To review active alerts, use:
ga.list()
If you need to delete an alert, reference its monitor_id
and use:ga.delete("monitor_id")
Step 3: Parsing the RSS Feed
With the alert set up, let’s move on to parsing the RSS feed. We will extract key information such as the alert ID, title, publication date, URL, and content. Using the requests
library and BeautifulSoup
, we can extract and structure the data:
import requests
from bs4 import BeautifulSoup as Soup
r = requests.get('<your RSS feed>')
soup = Soup(r.text, 'xml')
id_alert = [x.text for x in soup.find_all("id")[1:]]
title_alert = [x.text for x in soup.find_all("title")[1:]]
published_alert = [x.text for x in soup.find_all("published")]
update_alert = [x.text for x in soup.find_all("updated")[1:]]
link_alert = [[x["href"].split("url=")[1].split("&ct=")[0]] for x in soup.find_all("link")[1:]]
content_alert = [x.text for x in soup.find_all("content")]
compiled_list = [[id_alert[x], title_alert[x], published_alert[x], update_alert[x], link_alert[x], content_alert[x]] for x in range(len(id_alert))]
This code will generate a comprehensive list with all relevant metrics for each alert. If desired, you can save the results to an Excel file using Pandas
:
import pandas as pd
df = pd.DataFrame(compiled_list, columns=["ID", "Title", "Published on", "Updated on", "Link", "Content"])
df.to_excel('new_alerts.xlsx', header=True, index=False)
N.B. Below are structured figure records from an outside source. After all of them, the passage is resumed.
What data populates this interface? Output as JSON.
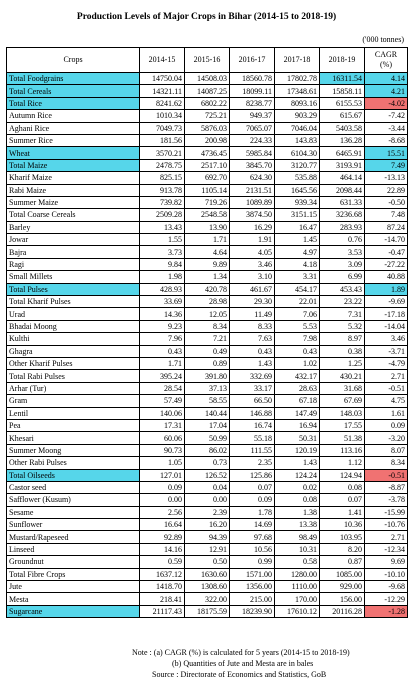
{
  "title": "Production Levels of Major Crops in Bihar (2014-15 to 2018-19)",
  "unit": "('000 tonnes)",
  "headers": {
    "crop": "Crops",
    "years": [
      "2014-15",
      "2015-16",
      "2016-17",
      "2017-18",
      "2018-19"
    ],
    "cagr1": "CAGR",
    "cagr2": "(%)"
  },
  "colors": {
    "highlight": "#56d6ea",
    "negative": "#f07272"
  },
  "rows": [
    {
      "name": "Total Foodgrains",
      "lvl": 1,
      "hl": true,
      "cagr_neg": false,
      "v": [
        "14750.04",
        "14508.03",
        "18560.78",
        "17802.78",
        "16311.54",
        "4.14"
      ]
    },
    {
      "name": "Total Cereals",
      "lvl": 1,
      "hl": true,
      "cagr_neg": false,
      "v": [
        "14321.11",
        "14087.25",
        "18099.11",
        "17348.61",
        "15858.11",
        "4.21"
      ]
    },
    {
      "name": "Total Rice",
      "lvl": 1,
      "hl": true,
      "cagr_neg": true,
      "v": [
        "8241.62",
        "6802.22",
        "8238.77",
        "8093.16",
        "6155.53",
        "-4.02"
      ]
    },
    {
      "name": "Autumn Rice",
      "lvl": 3,
      "hl": false,
      "cagr_neg": false,
      "v": [
        "1010.34",
        "725.21",
        "949.37",
        "903.29",
        "615.67",
        "-7.42"
      ]
    },
    {
      "name": "Aghani Rice",
      "lvl": 3,
      "hl": false,
      "cagr_neg": false,
      "v": [
        "7049.73",
        "5876.03",
        "7065.07",
        "7046.04",
        "5403.58",
        "-3.44"
      ]
    },
    {
      "name": "Summer Rice",
      "lvl": 3,
      "hl": false,
      "cagr_neg": false,
      "v": [
        "181.56",
        "200.98",
        "224.33",
        "143.83",
        "136.28",
        "-8.68"
      ]
    },
    {
      "name": "Wheat",
      "lvl": 1,
      "hl": true,
      "cagr_neg": false,
      "v": [
        "3570.21",
        "4736.45",
        "5985.84",
        "6104.30",
        "6465.91",
        "15.51"
      ]
    },
    {
      "name": "Total Maize",
      "lvl": 1,
      "hl": true,
      "cagr_neg": false,
      "v": [
        "2478.75",
        "2517.10",
        "3845.70",
        "3120.77",
        "3193.91",
        "7.49"
      ]
    },
    {
      "name": "Kharif Maize",
      "lvl": 3,
      "hl": false,
      "cagr_neg": false,
      "v": [
        "825.15",
        "692.70",
        "624.30",
        "535.88",
        "464.14",
        "-13.13"
      ]
    },
    {
      "name": "Rabi Maize",
      "lvl": 3,
      "hl": false,
      "cagr_neg": false,
      "v": [
        "913.78",
        "1105.14",
        "2131.51",
        "1645.56",
        "2098.44",
        "22.89"
      ]
    },
    {
      "name": "Summer Maize",
      "lvl": 3,
      "hl": false,
      "cagr_neg": false,
      "v": [
        "739.82",
        "719.26",
        "1089.89",
        "939.34",
        "631.33",
        "-0.50"
      ]
    },
    {
      "name": "Total Coarse Cereals",
      "lvl": 1,
      "hl": false,
      "cagr_neg": false,
      "v": [
        "2509.28",
        "2548.58",
        "3874.50",
        "3151.15",
        "3236.68",
        "7.48"
      ]
    },
    {
      "name": "Barley",
      "lvl": 2,
      "hl": false,
      "cagr_neg": false,
      "v": [
        "13.43",
        "13.90",
        "16.29",
        "16.47",
        "283.93",
        "87.24"
      ]
    },
    {
      "name": "Jowar",
      "lvl": 2,
      "hl": false,
      "cagr_neg": false,
      "v": [
        "1.55",
        "1.71",
        "1.91",
        "1.45",
        "0.76",
        "-14.70"
      ]
    },
    {
      "name": "Bajra",
      "lvl": 2,
      "hl": false,
      "cagr_neg": false,
      "v": [
        "3.73",
        "4.64",
        "4.05",
        "4.97",
        "3.53",
        "-0.47"
      ]
    },
    {
      "name": "Ragi",
      "lvl": 2,
      "hl": false,
      "cagr_neg": false,
      "v": [
        "9.84",
        "9.89",
        "3.46",
        "4.18",
        "3.09",
        "-27.22"
      ]
    },
    {
      "name": "Small Millets",
      "lvl": 2,
      "hl": false,
      "cagr_neg": false,
      "v": [
        "1.98",
        "1.34",
        "3.10",
        "3.31",
        "6.99",
        "40.88"
      ]
    },
    {
      "name": "Total Pulses",
      "lvl": 1,
      "hl": true,
      "cagr_neg": false,
      "v": [
        "428.93",
        "420.78",
        "461.67",
        "454.17",
        "453.43",
        "1.89"
      ]
    },
    {
      "name": "Total Kharif Pulses",
      "lvl": 2,
      "hl": false,
      "cagr_neg": false,
      "v": [
        "33.69",
        "28.98",
        "29.30",
        "22.01",
        "23.22",
        "-9.69"
      ]
    },
    {
      "name": "Urad",
      "lvl": 3,
      "hl": false,
      "cagr_neg": false,
      "v": [
        "14.36",
        "12.05",
        "11.49",
        "7.06",
        "7.31",
        "-17.18"
      ]
    },
    {
      "name": "Bhadai Moong",
      "lvl": 3,
      "hl": false,
      "cagr_neg": false,
      "v": [
        "9.23",
        "8.34",
        "8.33",
        "5.53",
        "5.32",
        "-14.04"
      ]
    },
    {
      "name": "Kulthi",
      "lvl": 3,
      "hl": false,
      "cagr_neg": false,
      "v": [
        "7.96",
        "7.21",
        "7.63",
        "7.98",
        "8.97",
        "3.46"
      ]
    },
    {
      "name": "Ghagra",
      "lvl": 3,
      "hl": false,
      "cagr_neg": false,
      "v": [
        "0.43",
        "0.49",
        "0.43",
        "0.43",
        "0.38",
        "-3.71"
      ]
    },
    {
      "name": "Other Kharif Pulses",
      "lvl": 3,
      "hl": false,
      "cagr_neg": false,
      "v": [
        "1.71",
        "0.89",
        "1.43",
        "1.02",
        "1.25",
        "-4.79"
      ]
    },
    {
      "name": "Total Rabi Pulses",
      "lvl": 2,
      "hl": false,
      "cagr_neg": false,
      "v": [
        "395.24",
        "391.80",
        "332.69",
        "432.17",
        "430.21",
        "2.71"
      ]
    },
    {
      "name": "Arhar (Tur)",
      "lvl": 3,
      "hl": false,
      "cagr_neg": false,
      "v": [
        "28.54",
        "37.13",
        "33.17",
        "28.63",
        "31.68",
        "-0.51"
      ]
    },
    {
      "name": "Gram",
      "lvl": 3,
      "hl": false,
      "cagr_neg": false,
      "v": [
        "57.49",
        "58.55",
        "66.50",
        "67.18",
        "67.69",
        "4.75"
      ]
    },
    {
      "name": "Lentil",
      "lvl": 3,
      "hl": false,
      "cagr_neg": false,
      "v": [
        "140.06",
        "140.44",
        "146.88",
        "147.49",
        "148.03",
        "1.61"
      ]
    },
    {
      "name": "Pea",
      "lvl": 3,
      "hl": false,
      "cagr_neg": false,
      "v": [
        "17.31",
        "17.04",
        "16.74",
        "16.94",
        "17.55",
        "0.09"
      ]
    },
    {
      "name": "Khesari",
      "lvl": 3,
      "hl": false,
      "cagr_neg": false,
      "v": [
        "60.06",
        "50.99",
        "55.18",
        "50.31",
        "51.38",
        "-3.20"
      ]
    },
    {
      "name": "Summer Moong",
      "lvl": 3,
      "hl": false,
      "cagr_neg": false,
      "v": [
        "90.73",
        "86.02",
        "111.55",
        "120.19",
        "113.16",
        "8.07"
      ]
    },
    {
      "name": "Other Rabi Pulses",
      "lvl": 3,
      "hl": false,
      "cagr_neg": false,
      "v": [
        "1.05",
        "0.73",
        "2.35",
        "1.43",
        "1.12",
        "8.34"
      ]
    },
    {
      "name": "Total Oilseeds",
      "lvl": 1,
      "hl": true,
      "cagr_neg": true,
      "v": [
        "127.01",
        "126.52",
        "125.86",
        "124.24",
        "124.94",
        "-0.51"
      ]
    },
    {
      "name": "Castor seed",
      "lvl": 2,
      "hl": false,
      "cagr_neg": false,
      "v": [
        "0.09",
        "0.04",
        "0.07",
        "0.02",
        "0.08",
        "-8.87"
      ]
    },
    {
      "name": "Safflower (Kusum)",
      "lvl": 2,
      "hl": false,
      "cagr_neg": false,
      "v": [
        "0.00",
        "0.00",
        "0.09",
        "0.08",
        "0.07",
        "-3.78"
      ]
    },
    {
      "name": "Sesame",
      "lvl": 2,
      "hl": false,
      "cagr_neg": false,
      "v": [
        "2.56",
        "2.39",
        "1.78",
        "1.38",
        "1.41",
        "-15.99"
      ]
    },
    {
      "name": "Sunflower",
      "lvl": 2,
      "hl": false,
      "cagr_neg": false,
      "v": [
        "16.64",
        "16.20",
        "14.69",
        "13.38",
        "10.36",
        "-10.76"
      ]
    },
    {
      "name": "Mustard/Rapeseed",
      "lvl": 2,
      "hl": false,
      "cagr_neg": false,
      "v": [
        "92.89",
        "94.39",
        "97.68",
        "98.49",
        "103.95",
        "2.71"
      ]
    },
    {
      "name": "Linseed",
      "lvl": 2,
      "hl": false,
      "cagr_neg": false,
      "v": [
        "14.16",
        "12.91",
        "10.56",
        "10.31",
        "8.20",
        "-12.34"
      ]
    },
    {
      "name": "Groundnut",
      "lvl": 2,
      "hl": false,
      "cagr_neg": false,
      "v": [
        "0.59",
        "0.50",
        "0.99",
        "0.58",
        "0.87",
        "9.69"
      ]
    },
    {
      "name": "Total Fibre Crops",
      "lvl": 1,
      "hl": false,
      "cagr_neg": false,
      "v": [
        "1637.12",
        "1630.60",
        "1571.00",
        "1280.00",
        "1085.00",
        "-10.10"
      ]
    },
    {
      "name": "Jute",
      "lvl": 2,
      "hl": false,
      "cagr_neg": false,
      "v": [
        "1418.70",
        "1308.60",
        "1356.00",
        "1110.00",
        "929.00",
        "-9.68"
      ]
    },
    {
      "name": "Mesta",
      "lvl": 2,
      "hl": false,
      "cagr_neg": false,
      "v": [
        "218.41",
        "322.00",
        "215.00",
        "170.00",
        "156.00",
        "-12.29"
      ]
    },
    {
      "name": "Sugarcane",
      "lvl": 1,
      "hl": true,
      "cagr_neg": true,
      "v": [
        "21117.43",
        "18175.59",
        "18239.90",
        "17610.12",
        "20116.28",
        "-1.28"
      ]
    }
  ],
  "notes": {
    "n1": "Note : (a) CAGR (%) is calculated for 5 years (2014-15 to 2018-19)",
    "n2": "(b) Quantities of Jute and Mesta are in bales",
    "n3": "Source : Directorate of Economics and Statistics, GoB"
  }
}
Step 4: Automating Outreach to Sites
Leveraging Google Alerts with Python becomes particularly useful when automating outreach to websites that mention your brand or specific keywords. Using Python, you can scrape each URL and attempt to locate contact information such as email addresses.
Here’s a sample script that finds email addresses within the page content and links to contact pages:
import re
import requests
from bs4 import BeautifulSoup as Soup
for iteration in link_alert:
request_link = requests.get(iteration[0])
soup = Soup(request_link.text, 'html')
body = soup.find("body").text
match = [x for x in re.findall(r'[\w.+-]+@[\w-]+\.[\w.-]+', body) if ".png" not in x]
contact_urls = []
links = soup.find_all("a")
for y in links:
if "contact" in y.text.lower():
contact_urls.append(y["href"])
iteration.append([match])
iteration.append([contact_urls])
Once you’ve compiled the list of email addresses, you can even automate sending thank-you emails using smtplib
:
from email.mime.multipart import MIMEMultipart
from email.mime.text import MIMEText
import smtplib
msg = MIMEMultipart()
password = '<your email address password>'
msg['From'] = "<your email address>"
msg['To'] = "<Receiver email address>"
msg['Subject'] = "Thank you for mentioning my brand!"
message = "<p>Dear Sir or Madam,<br><br>Thank you for mentioning my brand in your article: " + URL + ". I would appreciate it if you could include a link to my website at https://www.example.com.<br><br>Thanks in advance!</p>"
msg.attach(MIMEText(message, 'html'))
server = smtplib.SMTP('smtp.gmail.com: 587')
server.starttls()
server.login('<your email address>', password)
server.sendmail(msg['From'], msg['To'], msg.as_string())
server.quit()
By combining these steps, you can automate both the monitoring of online mentions and the outreach process, streamlining your brand management and awareness efforts.